After we complete the reading of Julius Caesar, I usually give my students an opinion question.
They must persuade me to feel the way that they do on this question.
My topic is usually one of these two.
Is Brutus a villian or a victim? Support your answer fully including quotes that lead you to this
Would Julius Caesar have been a good king? Support your answer fully including quotes that lead you to
this opinion. Use any notes that you have taken in class.
Then, we brainstorm together certain ideas on the board. What makes a good king? What is a victim? Characteristics
of Brutus and Caesar. Expectations of friendship...
Paragraph one is always our thesis statement.
I usually model this for them.
Brutus was a victim of his own honor.
Julius Caesar would not have been a good king.
Then, we begin our support with a concrete detail explaining ONLY our opinion.
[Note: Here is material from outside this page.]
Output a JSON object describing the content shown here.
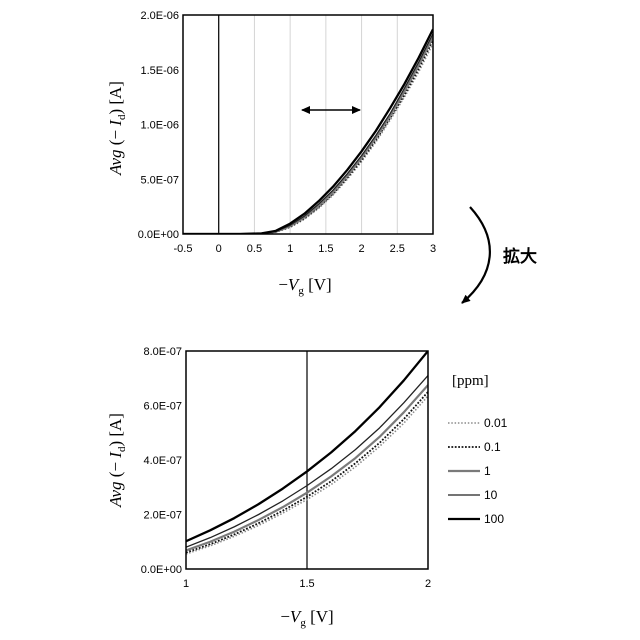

Cassius used Brutus' conversation on February 15 to convince him to join the conspiracy.
"Do you fear it, Brutus?"
Then, they must continue to give examples that support this detail. We call this elaboration.
This should contain approximately four or five support sentences including quotes.
Repeat this for paragraph three. Give one more concrete detail and quote. Then, add four
or five more support sentences.
If you are into the five paragraph essay, this can be repeated for a fourth paragraph.
The last paragraph should be the summary of why you feel the way that you do. The persuasion
can be achieved through the choice of quotes, support, concrete details, and transitional devices.
I use this for all the novels, plays, and short stories that we read in class. I vary it occasionally
to be a comparison and contrast essay. This is easily achieved through taking the four paragraph structure
and using it to be Thesis, Comparisons, Contrasts, Conclusion.